Making Digital Payments Work for Low-Income Farmers
From hurling sacks of money out of planes to transporting cash with armored vehicles, the methods Uganda’s agricultural exporters (off-takers) use to pay smallholder farmers can be unsafe and inefficient. Although mobile money use has increased over the years, CGAP’s research shows that only 5 percent of all payments in agriculture are paid digitally. CGAP and a number of actors who promote financial inclusion have been advocating for wider use of digital financial solutions, but customers have not embraced digital finance as fast as expected. Why haven’t digital bulk payments taken off?
CGAP, United Nations Capital Development Fund (UNCDF) and PHB Development have been exploring this question by looking at how to improve the value proposition of mobile money in Uganda’s coffee value chain. As in other agricultural value chains, the digitization of business-to-person payments in coffee is emerging as an opportunity for mobile money providers to expand their services beyond urban regions and into new segments. For smallholder farmers, traders and off-takers, however, the switch from cash to digital payments has been slow. Our research revealed that the reason for this is that mobile money just isn’t offering a strong enough value proposition.

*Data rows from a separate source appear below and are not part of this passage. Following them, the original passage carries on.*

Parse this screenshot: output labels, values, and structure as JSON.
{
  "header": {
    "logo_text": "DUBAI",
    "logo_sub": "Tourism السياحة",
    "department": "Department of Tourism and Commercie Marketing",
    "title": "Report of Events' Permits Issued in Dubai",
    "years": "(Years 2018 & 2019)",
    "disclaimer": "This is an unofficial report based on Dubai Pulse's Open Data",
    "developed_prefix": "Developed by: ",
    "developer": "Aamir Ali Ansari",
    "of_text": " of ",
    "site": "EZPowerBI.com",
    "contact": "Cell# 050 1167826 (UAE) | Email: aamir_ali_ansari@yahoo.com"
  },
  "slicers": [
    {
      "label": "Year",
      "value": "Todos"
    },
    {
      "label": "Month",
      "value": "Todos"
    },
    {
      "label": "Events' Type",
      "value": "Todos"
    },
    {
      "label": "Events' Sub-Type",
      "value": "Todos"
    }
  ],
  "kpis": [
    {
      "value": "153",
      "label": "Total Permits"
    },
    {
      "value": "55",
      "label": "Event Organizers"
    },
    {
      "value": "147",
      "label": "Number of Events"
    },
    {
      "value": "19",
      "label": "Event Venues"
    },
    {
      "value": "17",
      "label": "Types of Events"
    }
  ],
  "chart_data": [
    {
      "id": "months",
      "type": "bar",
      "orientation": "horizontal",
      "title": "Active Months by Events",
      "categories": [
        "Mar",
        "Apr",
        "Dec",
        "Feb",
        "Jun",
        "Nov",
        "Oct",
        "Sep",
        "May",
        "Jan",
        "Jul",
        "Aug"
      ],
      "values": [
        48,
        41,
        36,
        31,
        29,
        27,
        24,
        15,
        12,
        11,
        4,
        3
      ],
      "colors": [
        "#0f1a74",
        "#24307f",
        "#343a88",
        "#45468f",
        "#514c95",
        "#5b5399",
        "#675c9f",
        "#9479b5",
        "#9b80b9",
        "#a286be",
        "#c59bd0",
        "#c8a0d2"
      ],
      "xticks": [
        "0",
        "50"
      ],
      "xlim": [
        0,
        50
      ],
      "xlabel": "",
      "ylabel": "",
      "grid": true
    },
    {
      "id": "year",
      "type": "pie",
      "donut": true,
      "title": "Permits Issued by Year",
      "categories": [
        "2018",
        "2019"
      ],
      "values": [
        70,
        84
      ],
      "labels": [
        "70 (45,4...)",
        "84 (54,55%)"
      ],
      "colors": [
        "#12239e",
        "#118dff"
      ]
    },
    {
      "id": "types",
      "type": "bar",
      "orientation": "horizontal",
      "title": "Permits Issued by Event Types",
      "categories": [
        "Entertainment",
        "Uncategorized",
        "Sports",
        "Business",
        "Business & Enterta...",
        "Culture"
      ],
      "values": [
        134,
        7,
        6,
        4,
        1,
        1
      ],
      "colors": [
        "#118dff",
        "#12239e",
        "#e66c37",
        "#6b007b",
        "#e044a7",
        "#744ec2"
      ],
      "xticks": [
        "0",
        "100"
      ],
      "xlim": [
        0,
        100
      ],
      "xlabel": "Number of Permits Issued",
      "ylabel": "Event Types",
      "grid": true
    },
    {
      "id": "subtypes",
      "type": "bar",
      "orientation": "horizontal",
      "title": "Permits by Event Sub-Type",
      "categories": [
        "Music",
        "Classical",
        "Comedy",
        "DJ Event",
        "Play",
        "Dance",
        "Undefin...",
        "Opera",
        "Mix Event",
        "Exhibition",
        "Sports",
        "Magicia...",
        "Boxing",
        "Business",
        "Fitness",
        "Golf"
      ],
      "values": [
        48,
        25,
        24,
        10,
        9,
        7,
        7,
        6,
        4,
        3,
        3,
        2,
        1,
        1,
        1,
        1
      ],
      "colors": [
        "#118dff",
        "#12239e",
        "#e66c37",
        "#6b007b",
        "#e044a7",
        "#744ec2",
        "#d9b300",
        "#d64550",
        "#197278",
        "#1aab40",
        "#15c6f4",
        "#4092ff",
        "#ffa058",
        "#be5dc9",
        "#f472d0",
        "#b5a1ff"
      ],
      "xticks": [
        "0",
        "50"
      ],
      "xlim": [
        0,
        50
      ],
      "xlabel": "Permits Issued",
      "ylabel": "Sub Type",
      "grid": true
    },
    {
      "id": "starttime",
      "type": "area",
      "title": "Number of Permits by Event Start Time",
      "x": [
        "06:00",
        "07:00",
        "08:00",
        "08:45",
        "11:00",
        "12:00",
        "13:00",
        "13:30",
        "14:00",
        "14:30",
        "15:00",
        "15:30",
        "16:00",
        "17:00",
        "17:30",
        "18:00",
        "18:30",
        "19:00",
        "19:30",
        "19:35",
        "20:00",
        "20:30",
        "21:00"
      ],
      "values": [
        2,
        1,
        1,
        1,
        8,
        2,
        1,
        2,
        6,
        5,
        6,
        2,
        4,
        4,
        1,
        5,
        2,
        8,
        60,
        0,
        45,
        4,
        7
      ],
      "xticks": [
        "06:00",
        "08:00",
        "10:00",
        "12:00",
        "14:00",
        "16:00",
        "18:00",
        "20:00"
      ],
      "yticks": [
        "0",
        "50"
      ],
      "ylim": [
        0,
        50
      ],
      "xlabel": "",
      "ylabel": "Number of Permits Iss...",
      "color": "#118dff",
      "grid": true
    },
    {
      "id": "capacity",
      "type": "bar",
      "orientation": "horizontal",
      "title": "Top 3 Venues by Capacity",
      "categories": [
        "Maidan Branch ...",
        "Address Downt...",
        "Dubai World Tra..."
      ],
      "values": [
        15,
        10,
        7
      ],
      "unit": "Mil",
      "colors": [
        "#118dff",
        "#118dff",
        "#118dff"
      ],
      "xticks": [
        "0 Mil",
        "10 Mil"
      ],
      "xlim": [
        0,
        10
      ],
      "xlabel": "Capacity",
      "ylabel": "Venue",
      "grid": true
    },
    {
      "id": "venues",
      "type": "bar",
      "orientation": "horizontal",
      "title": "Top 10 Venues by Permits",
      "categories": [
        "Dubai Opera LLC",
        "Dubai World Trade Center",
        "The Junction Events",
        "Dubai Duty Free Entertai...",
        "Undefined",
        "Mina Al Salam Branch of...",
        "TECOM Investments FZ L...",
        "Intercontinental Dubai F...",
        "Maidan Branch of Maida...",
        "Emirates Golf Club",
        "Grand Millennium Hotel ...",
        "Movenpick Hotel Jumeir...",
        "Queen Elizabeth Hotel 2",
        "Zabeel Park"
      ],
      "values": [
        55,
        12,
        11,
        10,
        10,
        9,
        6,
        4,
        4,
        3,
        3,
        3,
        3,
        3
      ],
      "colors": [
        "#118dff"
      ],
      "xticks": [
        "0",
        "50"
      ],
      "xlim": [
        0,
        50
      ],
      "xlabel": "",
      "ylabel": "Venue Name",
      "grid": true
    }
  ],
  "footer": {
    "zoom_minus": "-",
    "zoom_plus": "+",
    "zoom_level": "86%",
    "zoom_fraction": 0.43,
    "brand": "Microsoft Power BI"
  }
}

For digitization to really take off in the coffee value chain, it will need to be attractive to all actors, from farmers to off-takers. Digital bulk payments currently offer only isolated value to certain actors. Off-takers, for example, stand to cut at least 10 percent of their costs by switching to digital, as their current payment processes are so labor intensive. Yet the thousands of farmers who receive bulk payments must pay high costs to cash out and use their funds, significantly weakening the value proposition for them.

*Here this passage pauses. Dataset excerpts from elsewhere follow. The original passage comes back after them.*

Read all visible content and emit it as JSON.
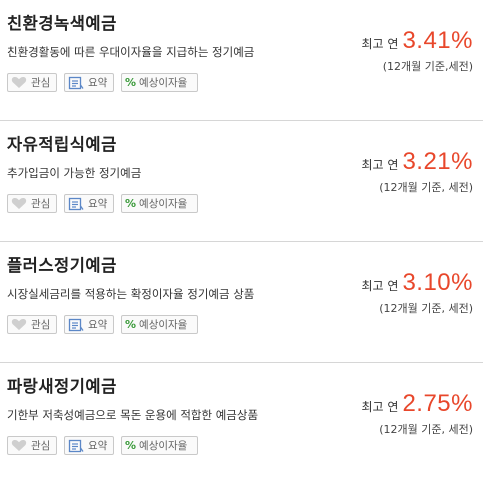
{
  "products": [
    {
      "title": "친환경녹색예금",
      "description": "친환경활동에 따른 우대이자율을 지급하는 정기예금",
      "rate_prefix": "최고 연",
      "rate": "3.41%",
      "rate_note": "(12개월 기준,세전)"
    },
    {
      "title": "자유적립식예금",
      "description": "추가입금이 가능한 정기예금",
      "rate_prefix": "최고 연",
      "rate": "3.21%",
      "rate_note": "(12개월 기준, 세전)"
    },
    {
      "title": "플러스정기예금",
      "description": "시장실세금리를 적용하는 확정이자율 정기예금 상품",
      "rate_prefix": "최고 연",
      "rate": "3.10%",
      "rate_note": "(12개월 기준, 세전)"
    },
    {
      "title": "파랑새정기예금",
      "description": "기한부 저축성예금으로 목돈 운용에 적합한 예금상품",
      "rate_prefix": "최고 연",
      "rate": "2.75%",
      "rate_note": "(12개월 기준, 세전)"
    }
  ],
  "buttons": {
    "favorite_label": "관심",
    "summary_label": "요약",
    "calc_label": "예상이자율",
    "calc_symbol": "%"
  },
  "colors": {
    "rate": "#e8472b",
    "percent_icon": "#3a9a3a",
    "divider": "#d6d6d6"
  },
  "icons": [
    "heart-icon",
    "document-icon",
    "percent-icon"
  ]
}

In fact, we found high cash-out fees to be one of the most significant obstacles to digitizing the coffee value chain. Digital money is not widely accepted for retail and other types of payments in Uganda, so cashing out is a must for most people to use their money. And the cash-out fees that mobile network operators (MNOs) charge can be as high as 8 percent for the low-value transactions smallholders tend to make. Addressing this weakness is one of the best ways to improve the value proposition of digital payments.
First, steps can be taken to expand mobile money use cases and minimize the need for recipients to cash out. Large payments, such as selling a cow at a local market or land to a neighbor, are difficult to digitize because of challenges around wallet size limits and the availability of agents who have sufficient liquidity to support big transactions. Smaller, regular payments present better opportunities in the near term.

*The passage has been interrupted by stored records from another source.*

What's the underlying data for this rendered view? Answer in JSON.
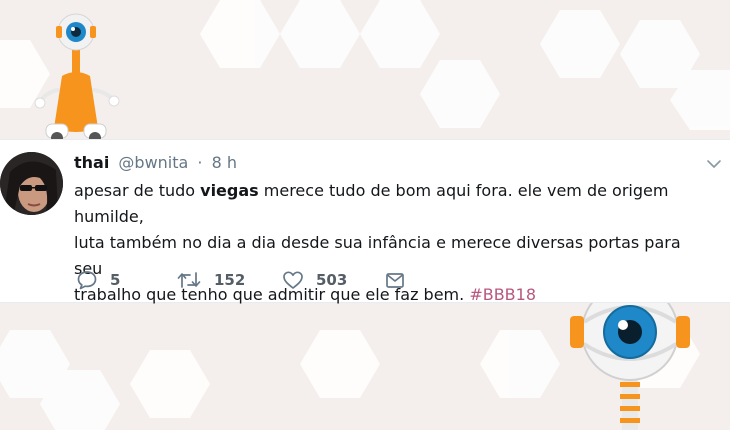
{
  "tweet": {
    "display_name": "thai",
    "handle": "@bwnita",
    "separator": "·",
    "time": "8 h",
    "text_line1_pre": "apesar de tudo ",
    "text_line1_bold": "viegas",
    "text_line1_post": " merece tudo de bom aqui fora. ele vem de origem humilde,",
    "text_line2": "luta também no dia a dia desde sua infância e merece diversas portas para seu",
    "text_line3": "trabalho que tenho que admitir que ele faz bem. ",
    "hashtag": "#BBB18"
  },
  "actions": {
    "reply_count": "5",
    "retweet_count": "152",
    "like_count": "503"
  },
  "icons": {
    "reply": "reply-icon",
    "retweet": "retweet-icon",
    "like": "heart-icon",
    "dm": "envelope-icon",
    "menu": "chevron-down-icon"
  },
  "colors": {
    "hashtag": "#b8577f",
    "text": "#14171a",
    "meta": "#657786",
    "background": "#f4efec",
    "mascot_orange": "#f7941d",
    "eye_blue": "#1e88c8"
  }
}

Second, there is a strong business case for MNOs to lower their transaction fees. MNOs could drastically increase their revenue by lowering the transaction fees and relying on a high quantity of small-value transactions rather than a small quantity of larger ones. This could lead to positive value propositions at almost every level and for every stakeholder in the value chain, effectively unlocking bulk payments in rural markets.
UNCDF, CGAP and PHB Development have used the findings from a value proposition mapping exercise to develop a transformative business model for one of the leading MNOs in Uganda. We expect that this model will be a key entry strategy for other MNOs into the agricultural bulk payments space.